Comme une lettre à la poste, le projet de loi de finances rectificative portant budget de l’État pour l’année 2023 présenté, par le ministre des Finances et du Budget, Adama Coulibaly, dans l’après-midi du samedi 16 décembre 2023, devant la Commission des affaires économiques et financières du Sénat, a été adopté à l’unanimité des membres de cette commission. Ce, en moins d’une heure.
Ce projet de loi de finances rectificative prend en compte l’ensemble des conjonctures, la hausse des recettes et la hausse du remboursement de la dette publique.

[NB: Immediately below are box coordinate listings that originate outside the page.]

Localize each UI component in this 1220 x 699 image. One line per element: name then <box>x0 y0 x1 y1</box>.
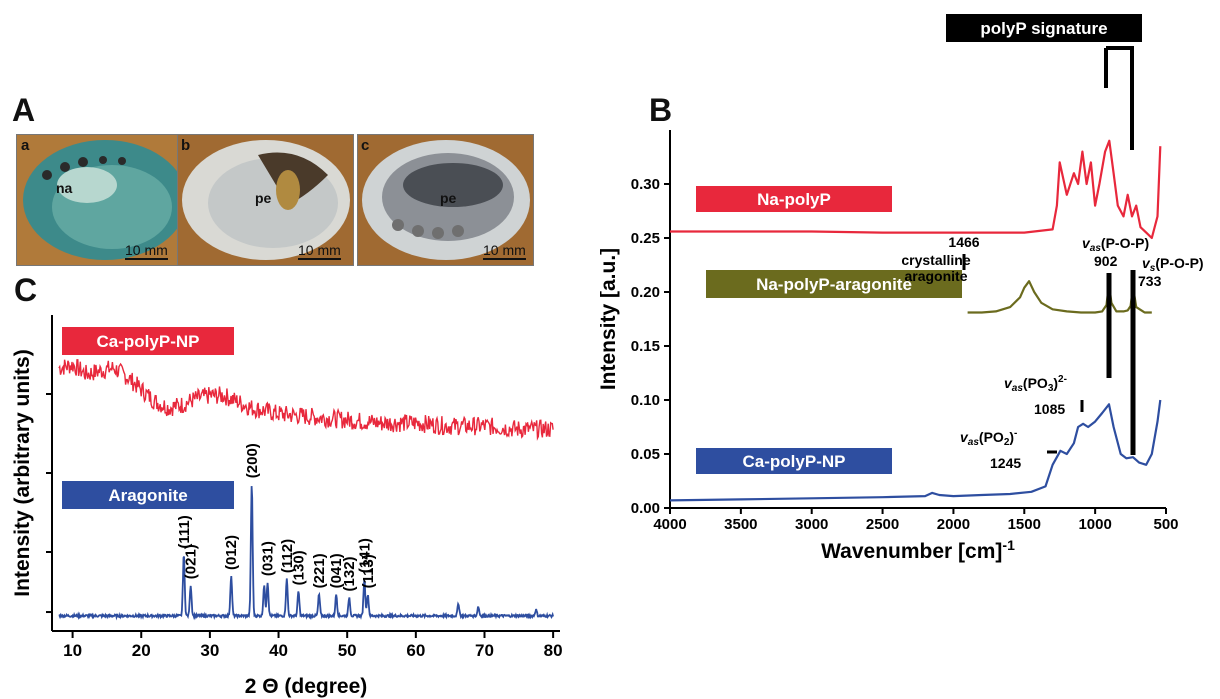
annot-crystalline: crystalline <box>901 252 970 268</box>
ftir-y-label: Intensity [a.u.] <box>600 248 620 390</box>
legend-box-xrd-ca-polyp-np <box>62 327 234 355</box>
photo-label-pe-b: pe <box>255 190 272 206</box>
xrd-peak-label: (113) <box>360 554 377 588</box>
scale-bar-c: 10 mm <box>483 242 526 260</box>
signature-bracket <box>1104 46 1134 150</box>
annot-902: 902 <box>1094 253 1118 269</box>
annot-vas-po3: vas(PO3)2- <box>1004 374 1067 394</box>
panel-letter-c: C <box>14 272 38 308</box>
xrd-peak-label: (130) <box>290 550 307 585</box>
ftir-x-tick-label: 2500 <box>866 516 899 533</box>
xrd-peak-label: (141) <box>356 538 373 573</box>
xrd-x-label: 2 Θ (degree) <box>245 675 368 698</box>
shell-image-b <box>178 135 353 265</box>
panel-letter-a: A <box>12 92 36 128</box>
legend-box-na-polyp-aragonite <box>706 270 962 298</box>
ftir-y-tick-label: 0.00 <box>631 500 660 517</box>
signature-label: polyP signature <box>980 19 1107 38</box>
xrd-peak-label: (200) <box>244 443 261 478</box>
legend-label-na-polyp-aragonite: Na-polyP-aragonite <box>756 275 912 294</box>
xrd-x-tick-label: 70 <box>475 641 494 660</box>
xrd-peak-label: (132) <box>341 556 358 591</box>
ftir-y-tick-label: 0.30 <box>631 176 660 193</box>
annot-733: 733 <box>1138 273 1162 289</box>
annot-vas-pop: vas(P-O-P) <box>1082 235 1149 254</box>
annot-aragonite: aragonite <box>904 268 967 284</box>
ftir-x-tick-label: 2000 <box>937 516 970 533</box>
photo-tag-b: b <box>181 137 191 154</box>
scale-bar-a: 10 mm <box>125 242 168 260</box>
legend-label-na-polyp: Na-polyP <box>757 190 831 209</box>
ftir-series-na-polyp <box>670 139 1162 240</box>
xrd-series-aragonite <box>58 486 554 621</box>
photo-label-pe-c: pe <box>440 190 457 206</box>
ftir-y-tick-label: 0.20 <box>631 284 660 301</box>
scale-bar-b: 10 mm <box>298 242 341 260</box>
xrd-series-ca-polyp-np <box>58 359 554 441</box>
legend-label-ca-polyp-np: Ca-polyP-NP <box>743 452 846 471</box>
annot-1085: 1085 <box>1034 401 1065 417</box>
ftir-x-tick-label: 1500 <box>1008 516 1041 533</box>
annot-1245: 1245 <box>990 455 1021 471</box>
xrd-x-tick-label: 80 <box>544 641 563 660</box>
photo-label-na: na <box>56 180 73 196</box>
annot-vas-po2: vas(PO2)- <box>960 428 1017 448</box>
ftir-y-tick-label: 0.05 <box>631 446 660 463</box>
annot-vs-pop: vs(P-O-P) <box>1142 255 1204 274</box>
xrd-chart: 10 20 30 40 50 60 70 80 2 Θ (degree) Intensity (a… <box>11 315 563 698</box>
annot-1466: 1466 <box>948 234 979 250</box>
xrd-x-tick-label: 20 <box>132 641 151 660</box>
xrd-peak-label: (041) <box>328 553 345 588</box>
ftir-x-tick-label: 1000 <box>1078 516 1111 533</box>
xrd-y-label: Intensity (arbitrary units) <box>11 349 34 596</box>
signature-box <box>946 14 1142 42</box>
ftir-y-tick-label: 0.25 <box>631 230 660 247</box>
ftir-series-ca-polyp-np <box>669 399 1162 502</box>
ftir-x-tick-label: 3000 <box>795 516 828 533</box>
ftir-y-tick-label: 0.10 <box>631 392 660 409</box>
legend-box-na-polyp <box>696 186 892 212</box>
legend-box-ca-polyp-np <box>696 448 892 474</box>
xrd-x-tick-label: 10 <box>63 641 82 660</box>
xrd-peak-labels: (111)(021) (012) (200) (031) (112)(130) (221)… <box>176 443 377 591</box>
ftir-series-na-polyp-aragonite <box>967 280 1152 314</box>
shell-photo-b <box>177 134 354 266</box>
shell-photo-a <box>16 134 193 266</box>
xrd-peak-label: (021) <box>183 544 200 579</box>
xrd-peak-label: (111) <box>176 515 193 548</box>
shell-image-a <box>17 135 192 265</box>
xrd-x-tick-label: 30 <box>200 641 219 660</box>
ftir-y-tick-label: 0.15 <box>631 338 660 355</box>
xrd-x-tick-label: 50 <box>338 641 357 660</box>
legend-label-xrd-aragonite: Aragonite <box>108 486 187 505</box>
legend-box-xrd-aragonite <box>62 481 234 509</box>
xrd-series <box>58 359 554 621</box>
xrd-peak-label: (221) <box>311 553 328 588</box>
xrd-x-tick-label: 60 <box>406 641 425 660</box>
ftir-x-label: Wavenumber [cm]-1 <box>821 537 1015 563</box>
xrd-x-tick-label: 40 <box>269 641 288 660</box>
ftir-chart: polyP signature 4000 3500 3000 2500 2000 1500… <box>600 14 1204 563</box>
ftir-x-tick-label: 4000 <box>653 516 686 533</box>
shell-photo-c <box>357 134 534 266</box>
photo-tag-a: a <box>21 137 30 154</box>
ftir-axes: 4000 3500 3000 2500 2000 1500 1000 500 0.00 0.05 0… <box>600 130 1179 563</box>
photo-tag-c: c <box>361 137 370 154</box>
xrd-axes: 10 20 30 40 50 60 70 80 2 Θ (degree) Intensity (a… <box>11 315 563 698</box>
xrd-peak-label: (012) <box>223 535 240 570</box>
xrd-peak-label: (112) <box>279 539 296 573</box>
ftir-x-tick-label: 500 <box>1153 516 1178 533</box>
shell-image-c <box>358 135 533 265</box>
xrd-peak-label: (031) <box>260 541 277 576</box>
panel-letter-b: B <box>649 92 673 128</box>
legend-label-xrd-ca-polyp-np: Ca-polyP-NP <box>97 332 200 351</box>
ftir-x-tick-label: 3500 <box>724 516 757 533</box>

Ce texte vise à refléter essentiellement les évolutions qui sont intervenues dans l’environnement national. Cet environnement, lui-même, a été impacté par l’environnement international. Créant ainsi des situations qui ont conduit à une modification du budget, qui ont été prises en compte tant en ressources qu’en dépenses.
Dans la masse des ressources qui ont entraîné le bouleversement de ce budget, il y a d’importants investissements (à hauteur de 500 milliards de FCFA) qui ont été réalisés aux bénéfices des populations. Peu avant, le commissaire du gouvernement a exposé sur les facteurs de la hausse qui a modifié ce projet collectif de budget 2023. Le ministre Adama Coulibaly a indiqué que ce projet collectif du budget a été impacté par un certain nombre de changements au niveau des ressources. Notamment par la prise en compte de ressources attendues du Fonds Monétaire International (Fmi) dans le cadre du programme économique et financier (603 milliards FCFA pour l’année).
Il y a eu également l’appui budgétaire attendu de la Banque mondiale, de l’Agence Française de Développement (Afd) et de la Bad. Il y a eu aussi la prise en compte du programme conversion des dettes avec le gouvernement espagnol , les nouveaux accords de financements extérieurs de projets non initialement prévus et signés en cours d’année 2023, et la révision à la baisse des émissions de titres et l’évolution des hypothèses ayant servi de base aux projections.
« Ce sont des éléments qui viennent conforter les recettes de l’Etat d’une manière générale. (…) Nous avons eu à faire des dépenses de soutien à nos cotonculteurs. Le coton a souffert de la maladie « jasside », donc on a dû apporter un soutien aux cotonculteurs à hauteur de 25 milliards de FCFA. Nous avons également apporté notre soutien à notre compagnie nationale Air Côte d’Ivoire à hauteur de 20 milliards de FCFA. Nous avons poursuivi également les actions visant à atténuer l’impact de la guerre en Ukraine sur nos populations. Nous avons soutenu les meuniers pour faire en sorte que le prix du blé soit amorti de manière à ce que le prix du pain au niveau des boulangeries ne puisse pas augmenter. (…) Ce sont au total 500 milliards de FCFA qui ont été investis dans les projets qui sont porteurs de progrès sociaux pour nos populations », a fait savoir le ministre Adama Coulibaly.
Ainsi, le nouvel équilibre du budget 2023 est arrêté en ressources et en dépenses à 12 508 728 150 801 milliards de FCFA contre 11 694 363 921 834 milliards de FCFA prévus initialement , soit une hausse globale nette de 814,4 milliards de FCFA. « Les modifications proposées dans le projet collectif de budget pour l’année 2023, s’inscrivent dans la poursuite des efforts déployés par le gouvernement afin d’atteindre les objectifs de développement économique et social qui ont pour finalité l’amélioration du bien-être de l’ensemble des populations », a indiqué le commissaire du gouvernement.